Scrapping America’s missile shield is a foreign policy victory

Barack Obama’s decision to scrap Washington’s planned missile defence system in eastern Europe is “strategically sound”, says The New York Times. The old plan was flawed. The technology wasn’t ready and wouldn’t have been in place until around 2017; the threat it was supposed to defend against – an Iranian intercontinental ballistic missile – was also years away. Lastly, it gave Moscow a convenient excuse to rail against the West and “shirk its responsibility to help contain Iran’s nuclear ambitions”.

Under the new plan, the interceptors needed to counter Iran’s short and medium-range missiles (a more immediate threat, say recent intelligence reports) should start to become operational as early as 2011. The diplomatic angle is trickier. Neither Poland nor the Czech Republic was ever worried about Iran; they feared Russia and relished the idea of having Washington as protector. Secondly, Obama is gambling that Moscow will reciprocate by supporting America on the Iran issue. Russia has veto power in the United Nations Security Council and the West needs the Kremlin’s backing for tougher sanctions against Iran.

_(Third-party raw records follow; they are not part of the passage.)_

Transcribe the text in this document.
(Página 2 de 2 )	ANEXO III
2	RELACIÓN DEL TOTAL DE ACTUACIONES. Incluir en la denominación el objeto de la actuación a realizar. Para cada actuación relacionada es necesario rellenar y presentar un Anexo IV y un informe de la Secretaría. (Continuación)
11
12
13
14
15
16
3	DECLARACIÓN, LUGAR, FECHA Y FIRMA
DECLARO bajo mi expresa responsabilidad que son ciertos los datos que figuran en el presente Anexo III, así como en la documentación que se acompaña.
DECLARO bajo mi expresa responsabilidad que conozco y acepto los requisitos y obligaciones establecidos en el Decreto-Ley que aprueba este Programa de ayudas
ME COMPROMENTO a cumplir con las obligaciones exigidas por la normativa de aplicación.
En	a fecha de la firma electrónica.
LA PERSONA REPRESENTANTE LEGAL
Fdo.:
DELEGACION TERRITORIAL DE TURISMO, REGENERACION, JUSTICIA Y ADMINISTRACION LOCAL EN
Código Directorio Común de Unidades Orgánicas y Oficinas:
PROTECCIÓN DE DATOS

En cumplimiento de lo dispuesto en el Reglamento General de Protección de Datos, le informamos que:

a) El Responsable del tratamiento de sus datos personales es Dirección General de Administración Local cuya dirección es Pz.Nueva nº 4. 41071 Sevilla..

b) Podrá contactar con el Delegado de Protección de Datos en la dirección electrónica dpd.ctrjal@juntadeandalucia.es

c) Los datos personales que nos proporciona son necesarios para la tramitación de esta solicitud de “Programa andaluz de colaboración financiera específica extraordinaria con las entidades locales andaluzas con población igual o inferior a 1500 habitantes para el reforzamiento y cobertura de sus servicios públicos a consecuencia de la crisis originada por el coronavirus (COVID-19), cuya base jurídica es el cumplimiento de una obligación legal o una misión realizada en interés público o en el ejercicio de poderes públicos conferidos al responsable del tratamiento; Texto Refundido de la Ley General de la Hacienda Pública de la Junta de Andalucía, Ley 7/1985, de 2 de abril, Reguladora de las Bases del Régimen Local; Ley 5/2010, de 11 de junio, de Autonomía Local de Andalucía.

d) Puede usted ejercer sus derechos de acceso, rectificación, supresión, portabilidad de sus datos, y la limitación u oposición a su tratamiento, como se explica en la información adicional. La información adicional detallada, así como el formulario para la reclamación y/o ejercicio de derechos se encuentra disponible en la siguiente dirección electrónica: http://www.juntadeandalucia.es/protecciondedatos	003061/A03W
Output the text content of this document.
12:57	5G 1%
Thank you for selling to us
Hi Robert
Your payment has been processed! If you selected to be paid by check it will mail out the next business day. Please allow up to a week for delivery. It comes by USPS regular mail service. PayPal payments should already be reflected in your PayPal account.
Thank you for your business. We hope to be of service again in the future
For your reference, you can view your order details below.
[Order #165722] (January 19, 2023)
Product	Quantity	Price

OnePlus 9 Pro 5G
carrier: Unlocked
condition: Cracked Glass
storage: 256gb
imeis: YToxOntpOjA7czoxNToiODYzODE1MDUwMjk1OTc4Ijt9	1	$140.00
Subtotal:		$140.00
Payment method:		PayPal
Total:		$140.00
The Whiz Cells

Obama has “placed the fate of a vital element of his foreign policy in the hands of the Kremlin”, says The Daily Telegraph. “That is a sorry pass for a superpower to reach.” The case for deploying defences designed to counter short and medium-range weapons is “wholly specious”. It relies too heavily on intelligence assessments that “we know from bitter experience have a mixed record, at best”. What if Iran deploys long-range missiles sooner than America expects? “Highly sophisticated anti-missile systems can’t be rustled up in a hurry.” Obama is behaving like an “eccentric homeowner” who refuses to lock his front door, while pointing out his gleaming new smoke detector.

Nonsense, says the US defence secretary, Robert Gates, in The New York Times. “Having spent most of my career at the CIA, I am all too familiar with the pitfalls of over-reliance on intelligence reports that can become outdated.” The new proposal “provides needed capacity years earlier than the original plan, and will provide even more robust protection against longer-range threats on about the same timeline as the previous programme”. As for Russia, her “attitude and possible reaction played no part in my recommendation to the president”. If her leaders embrace this plan (it is being regarded as a “major foreign policy victory”, according to Yekaterina Blinova in the Gazeta), then that will be “an unexpected – and welcome – change of policy on their part”.